Experiencing an issue with our Activity API and signing requests in PactSafe

Incident Report for Ironclad Clickwrap

Postmortem

What happened?

On Tuesday, June 2nd at 9:42am EDT, PactSafe’s Redis cluster became unresponsive – resulting in a sustained outage of the Activity API and REST API. Upon investigation, it was discovered that the primary Redis node had encountered a memory limit, which prevented communication with the rest of the cluster. As the cluster attempted to recover with new primaries, the same issue would occur on the new primary. This kept the cluster in an unhealthy state where it was “up and reachable” but no primary could be communicated with.

Once the team identified and confirmed the root cause of the issue, they were able to scale up a new, larger primary and secondary node and reset the cluster state. As soon as the new primary finished syncing all of the existing cluster’s data, the Activity API and REST API recovered fully.

Potential Impact

During the window that the Activity API and REST API were unresponsive, users would have seen API requests hang and eventually timeout. This would result in the inability to submit an acceptance and receive a valid response, likely blocking clickthrough workflows. If a clickwrap acceptance was impacted during this window, that signer will be prompted to accept again upon their next visit. Beyond the unresponsiveness of the API, no existing data was lost or ongoing impact to the system occurred.

Incident Duration

The incident began at 9:42am EDT when the Redis cluster became unresponsive, and the system (including both the Activity API and REST API) had fully recovered by 11:22am EDT.

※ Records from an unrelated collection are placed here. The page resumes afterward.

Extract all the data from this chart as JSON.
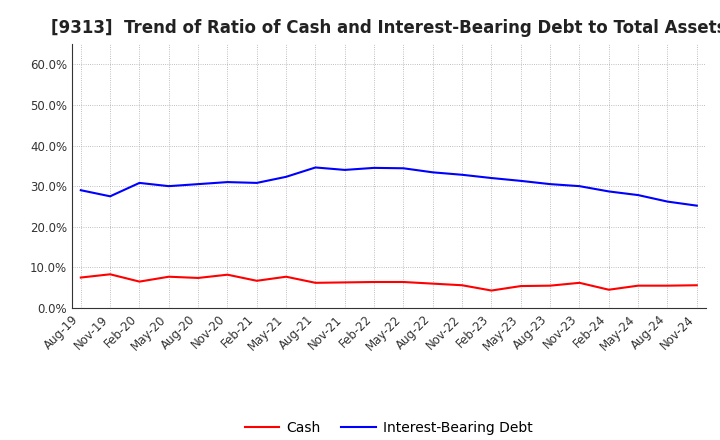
{
  "title": "[9313]  Trend of Ratio of Cash and Interest-Bearing Debt to Total Assets",
  "x_labels": [
    "Aug-19",
    "Nov-19",
    "Feb-20",
    "May-20",
    "Aug-20",
    "Nov-20",
    "Feb-21",
    "May-21",
    "Aug-21",
    "Nov-21",
    "Feb-22",
    "May-22",
    "Aug-22",
    "Nov-22",
    "Feb-23",
    "May-23",
    "Aug-23",
    "Nov-23",
    "Feb-24",
    "May-24",
    "Aug-24",
    "Nov-24"
  ],
  "cash": [
    0.075,
    0.083,
    0.065,
    0.077,
    0.074,
    0.082,
    0.067,
    0.077,
    0.062,
    0.063,
    0.064,
    0.064,
    0.06,
    0.056,
    0.043,
    0.054,
    0.055,
    0.062,
    0.045,
    0.055,
    0.055,
    0.056
  ],
  "debt": [
    0.29,
    0.275,
    0.308,
    0.3,
    0.305,
    0.31,
    0.308,
    0.323,
    0.346,
    0.34,
    0.345,
    0.344,
    0.334,
    0.328,
    0.32,
    0.313,
    0.305,
    0.3,
    0.287,
    0.278,
    0.262,
    0.252
  ],
  "cash_color": "#FF0000",
  "debt_color": "#0000FF",
  "background_color": "#FFFFFF",
  "grid_color": "#AAAAAA",
  "ylim": [
    0.0,
    0.65
  ],
  "yticks": [
    0.0,
    0.1,
    0.2,
    0.3,
    0.4,
    0.5,
    0.6
  ],
  "legend_cash": "Cash",
  "legend_debt": "Interest-Bearing Debt",
  "title_fontsize": 12,
  "tick_fontsize": 8.5,
  "legend_fontsize": 10
}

Total incident duration: 1 hour, 40 minutes

Lessons Learned

During the course of the investigation and post-incident discussions, the team has come away with a few insights and lessons that we will address going forward.

Our Redis failover solutions in the Activity API and REST API do not account for every type of unhealthy state. The health checks they rely on in order to failover need to be broadened.
We need to improve the isolation between services and dependencies to prevent this type of widespread outage of multiple parts of the system.
We need to ensure that all infrastructure components are instrumented with monitoring and alerts on key resource utilization.
Our current Redis implementation is a key area that we need to upgrade to support auto-scaling as data growth occurs.

How this will be prevented going forward

The team has already taken steps to prevent this issue in the future, but there is more work to be done.

Instrument every production server (including Redis) with advanced infrastructure monitoring.
Create alerts on all key infrastructure metrics that have the potential to cause a disruption of service.
Replace the current, legacy Redis implementation with a managed service that supports auto-scaling and improved health monitoring.
Separate the existing Redis-reliant services (caching, pub-sub, sessions, etc.) into independent clusters that can be isolated from one another.
Enhance and test the failover solutions within the Activity API and REST API to encompass additional types of unhealthy cluster states and errors.

Posted Jun 16, 2020 - 13:17 EDT

Resolved

We have been monitoring and feel confident we’ve resolved this issue at this time. Within the next 48 hours we will be providing a post-mortem outlining more detail on what happened.

Posted Jun 02, 2020 - 11:22 EDT

Update

We are fully operational but are still monitoring for ongoing issues. Our engineering and architecture team is working to ensure that we shore up any issues. At this time, we do not believe there was any data lost when processing acceptances during the outage. We'll be writing up a full post-mortem summarizing what the issue was, why it happened, and how we'll be improving our system architecture going forward.

Posted Jun 02, 2020 - 11:21 EDT

Monitoring

Our application, REST APIs, and Activity APIs are starting to come back online and we are monitoring their performance.

Posted Jun 02, 2020 - 11:07 EDT

Update

We are continuing to investigate and isolate the nature of the issue.

Posted Jun 02, 2020 - 10:50 EDT

Update

We have restarted a number of servers and are seeing a significant decrease in errors in our Activity API but are still seeing issues in our REST API.

Posted Jun 02, 2020 - 10:20 EDT

Update

We are still continuing to see timeouts on both our Activity and REST APIs and are still investigating the issue.

Posted Jun 02, 2020 - 10:07 EDT

Update

We are now seeing an increased volume of errors in our REST API as well.

Posted Jun 02, 2020 - 09:53 EDT

Investigating

We are seeing an increased number of errors (504 Gateway Timeout) on our Activity API which is causing an outage with capturing acceptance of contracts. We are investigating with the highest priority.

Posted Jun 02, 2020 - 09:49 EDT

This incident affected: Application User Interface (Service Availability, Authentication, Editor (HTML), Editor (PDF)), REST API (Service Availability), Activity API (Service Availability, Acceptance Tracking via Send), and Embedded Clickwrap Groups (Capturing Acceptance).